= Option Canada (political party) =

Former political party in Quebec, Canada

Option Canada was a short-lived political party in Quebec, Canada, in the early 1990s. Gaining media attention in 1991 for its proposal to create an 11th province in southwestern Quebec, it did not maintain significant public support and never registered as an official political party before dissolving in 1993.

The Party was mainly the project of one person, insurance salesman Greg Gogan. He withdrew from a Master's Degree program at Concordia University in Soviet history to establish Option Canada as a federal party representing Quebec's linguistic minorities.

Option Canada was founded in response to Quebec's language tensions of the early 1990s. Its stated purpose was to create an eleventh Canadian province, carved out of the predominantly English-speaking regions of southwestern Quebec. Gogan, the party's leader, argued that English-speaking Quebecers had legitimate grievances against the "restrictive language policies [of] the provincial government", and would not tolerate being "second-class citizens in a first-class country". Gogan stated that he would abandon his proposal for an eleventh province if the Canadian Constitution were amended to remove the "notwithstanding clause", which allows governments to override binding decisions by the courts. This clause had been used in Quebec to perpetuate restrictions on English-language advertising.

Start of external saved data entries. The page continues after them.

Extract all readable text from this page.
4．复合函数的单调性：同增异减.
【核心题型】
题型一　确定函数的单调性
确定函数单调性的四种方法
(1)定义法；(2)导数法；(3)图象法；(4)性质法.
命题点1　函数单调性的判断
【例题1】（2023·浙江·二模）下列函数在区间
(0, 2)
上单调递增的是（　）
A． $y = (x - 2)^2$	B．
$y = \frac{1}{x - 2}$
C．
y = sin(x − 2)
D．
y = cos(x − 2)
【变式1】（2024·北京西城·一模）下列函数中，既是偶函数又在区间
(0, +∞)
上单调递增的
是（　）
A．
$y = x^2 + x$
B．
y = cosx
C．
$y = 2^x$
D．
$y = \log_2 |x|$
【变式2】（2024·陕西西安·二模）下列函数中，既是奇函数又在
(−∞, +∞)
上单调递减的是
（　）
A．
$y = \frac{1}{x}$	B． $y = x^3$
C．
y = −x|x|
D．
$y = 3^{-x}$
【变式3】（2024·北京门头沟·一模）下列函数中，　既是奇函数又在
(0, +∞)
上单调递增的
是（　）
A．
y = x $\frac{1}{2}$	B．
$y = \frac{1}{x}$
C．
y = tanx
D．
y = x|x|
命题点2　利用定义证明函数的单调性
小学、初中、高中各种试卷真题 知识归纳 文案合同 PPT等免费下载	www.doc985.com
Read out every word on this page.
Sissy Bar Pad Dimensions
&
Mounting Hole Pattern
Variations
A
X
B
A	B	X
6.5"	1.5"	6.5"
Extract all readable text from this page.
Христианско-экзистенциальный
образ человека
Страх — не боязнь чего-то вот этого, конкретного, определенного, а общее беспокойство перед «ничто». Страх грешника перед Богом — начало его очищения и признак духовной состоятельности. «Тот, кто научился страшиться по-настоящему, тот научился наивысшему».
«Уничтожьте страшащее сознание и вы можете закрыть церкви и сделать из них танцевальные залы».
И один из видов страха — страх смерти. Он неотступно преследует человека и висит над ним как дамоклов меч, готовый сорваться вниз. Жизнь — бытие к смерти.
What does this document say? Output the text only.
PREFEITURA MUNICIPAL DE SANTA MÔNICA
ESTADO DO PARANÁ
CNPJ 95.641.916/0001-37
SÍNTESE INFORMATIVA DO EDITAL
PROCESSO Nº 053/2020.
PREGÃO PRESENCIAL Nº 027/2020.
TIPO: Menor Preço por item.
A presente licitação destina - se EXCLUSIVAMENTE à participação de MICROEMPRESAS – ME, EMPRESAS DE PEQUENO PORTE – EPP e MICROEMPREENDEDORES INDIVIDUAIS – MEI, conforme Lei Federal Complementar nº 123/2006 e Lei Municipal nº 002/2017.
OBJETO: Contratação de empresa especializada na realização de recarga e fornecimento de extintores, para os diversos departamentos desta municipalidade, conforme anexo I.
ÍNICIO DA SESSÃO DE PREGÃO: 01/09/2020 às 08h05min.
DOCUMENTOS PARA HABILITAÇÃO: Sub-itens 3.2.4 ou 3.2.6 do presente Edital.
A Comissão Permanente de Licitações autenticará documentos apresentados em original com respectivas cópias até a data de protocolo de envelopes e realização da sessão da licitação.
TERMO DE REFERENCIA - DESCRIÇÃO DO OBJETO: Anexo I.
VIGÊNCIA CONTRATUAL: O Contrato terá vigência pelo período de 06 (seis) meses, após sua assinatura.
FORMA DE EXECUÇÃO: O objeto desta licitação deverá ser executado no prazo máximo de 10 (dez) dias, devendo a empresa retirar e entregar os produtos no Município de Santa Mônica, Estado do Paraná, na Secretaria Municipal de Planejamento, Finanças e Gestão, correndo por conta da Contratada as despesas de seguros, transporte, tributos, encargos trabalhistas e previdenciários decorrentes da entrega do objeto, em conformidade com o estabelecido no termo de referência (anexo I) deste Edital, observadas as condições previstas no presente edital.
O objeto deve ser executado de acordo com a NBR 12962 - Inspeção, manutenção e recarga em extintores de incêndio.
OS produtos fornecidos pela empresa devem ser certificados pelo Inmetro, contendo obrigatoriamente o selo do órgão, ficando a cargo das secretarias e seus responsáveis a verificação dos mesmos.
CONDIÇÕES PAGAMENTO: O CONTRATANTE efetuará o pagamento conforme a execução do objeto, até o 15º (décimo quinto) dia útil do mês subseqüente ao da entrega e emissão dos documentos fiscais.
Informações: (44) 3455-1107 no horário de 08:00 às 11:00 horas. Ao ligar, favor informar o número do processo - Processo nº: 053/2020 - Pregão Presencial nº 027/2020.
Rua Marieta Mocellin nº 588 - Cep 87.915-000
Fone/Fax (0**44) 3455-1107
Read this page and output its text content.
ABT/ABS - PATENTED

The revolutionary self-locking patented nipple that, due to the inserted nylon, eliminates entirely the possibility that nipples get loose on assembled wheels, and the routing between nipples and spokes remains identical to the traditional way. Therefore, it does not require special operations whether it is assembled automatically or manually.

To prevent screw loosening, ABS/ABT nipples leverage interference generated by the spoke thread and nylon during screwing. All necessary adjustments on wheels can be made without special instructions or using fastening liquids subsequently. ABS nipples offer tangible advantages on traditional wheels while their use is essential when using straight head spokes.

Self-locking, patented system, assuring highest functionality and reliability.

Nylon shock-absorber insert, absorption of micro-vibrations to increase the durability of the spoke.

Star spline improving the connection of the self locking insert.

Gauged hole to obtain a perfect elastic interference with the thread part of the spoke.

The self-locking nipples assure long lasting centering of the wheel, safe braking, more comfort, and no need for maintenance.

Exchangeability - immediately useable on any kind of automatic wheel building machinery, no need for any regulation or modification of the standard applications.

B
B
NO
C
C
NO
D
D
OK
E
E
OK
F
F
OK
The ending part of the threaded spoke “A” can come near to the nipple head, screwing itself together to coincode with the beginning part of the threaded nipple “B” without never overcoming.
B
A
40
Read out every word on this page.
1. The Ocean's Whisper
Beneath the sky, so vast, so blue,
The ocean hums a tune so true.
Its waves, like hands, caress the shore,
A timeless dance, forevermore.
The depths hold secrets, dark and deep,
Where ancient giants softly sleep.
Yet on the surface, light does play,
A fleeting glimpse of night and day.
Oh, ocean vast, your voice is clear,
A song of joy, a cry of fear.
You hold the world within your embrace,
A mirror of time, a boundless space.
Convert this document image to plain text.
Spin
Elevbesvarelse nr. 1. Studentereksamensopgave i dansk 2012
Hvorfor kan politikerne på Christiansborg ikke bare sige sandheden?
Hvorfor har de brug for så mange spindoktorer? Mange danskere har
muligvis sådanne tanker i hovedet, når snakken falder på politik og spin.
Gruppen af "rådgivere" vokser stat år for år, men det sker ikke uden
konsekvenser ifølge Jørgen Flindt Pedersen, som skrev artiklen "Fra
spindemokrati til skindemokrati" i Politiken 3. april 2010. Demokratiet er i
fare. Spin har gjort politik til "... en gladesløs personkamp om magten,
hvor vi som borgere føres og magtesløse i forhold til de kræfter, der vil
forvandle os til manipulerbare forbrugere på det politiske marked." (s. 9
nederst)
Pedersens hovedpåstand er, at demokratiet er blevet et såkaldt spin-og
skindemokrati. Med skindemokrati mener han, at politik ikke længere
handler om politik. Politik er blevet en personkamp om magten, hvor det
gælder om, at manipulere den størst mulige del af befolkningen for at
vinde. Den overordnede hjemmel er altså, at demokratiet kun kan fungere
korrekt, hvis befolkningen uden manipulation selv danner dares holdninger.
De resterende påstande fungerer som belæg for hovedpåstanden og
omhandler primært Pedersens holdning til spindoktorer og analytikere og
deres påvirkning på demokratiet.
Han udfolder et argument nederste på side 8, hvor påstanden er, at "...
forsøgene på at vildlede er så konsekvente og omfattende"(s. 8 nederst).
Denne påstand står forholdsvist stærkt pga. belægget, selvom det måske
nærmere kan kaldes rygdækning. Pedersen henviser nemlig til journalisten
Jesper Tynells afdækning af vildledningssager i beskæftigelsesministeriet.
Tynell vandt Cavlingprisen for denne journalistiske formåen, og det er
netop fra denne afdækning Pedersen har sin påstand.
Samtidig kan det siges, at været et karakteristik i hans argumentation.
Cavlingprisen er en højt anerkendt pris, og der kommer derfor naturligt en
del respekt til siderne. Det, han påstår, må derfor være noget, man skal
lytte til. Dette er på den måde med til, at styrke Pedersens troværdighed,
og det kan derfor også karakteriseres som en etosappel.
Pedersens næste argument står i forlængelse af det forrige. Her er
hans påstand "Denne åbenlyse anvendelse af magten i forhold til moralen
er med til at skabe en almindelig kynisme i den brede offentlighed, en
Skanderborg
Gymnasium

Gogan, who was thirty-eight years old at the time, was able to attract national attention for his movement despite having no prior political experience. In June 1991, he announced that his party had signed up 2,000 members since its founding The party had well-attended introductory meetings in several anglophone communities, and one party event in Westmount was described in the media as "revival meeting for disfranchised West Island anglophones". Gogan emphasized that the party was not limited to anglophones, and predicted that half of its membership would be francophone within a year. The party was unable to maintain its early support base, however, and largely vanished from the public eye after the summer of 1991.

Option Canada dissolved in 1993, although the idea of removing federalist or anglophone areas from Quebec was continued by pro-Partition groups, such as the Equality Party. Gogan subsequently moved to Ontario and became a candidate for Mel Hurtig's National Party of Canada in the 1993 federal election in the riding of Ontario riding of Scarborough West, finishing fifth, and then a candidate for the New Democratic Party in Scarborough Centre, Ontario for the 2004 federal election, finishing third. He joined, then quit, the Liberal Party of Canada in 2007.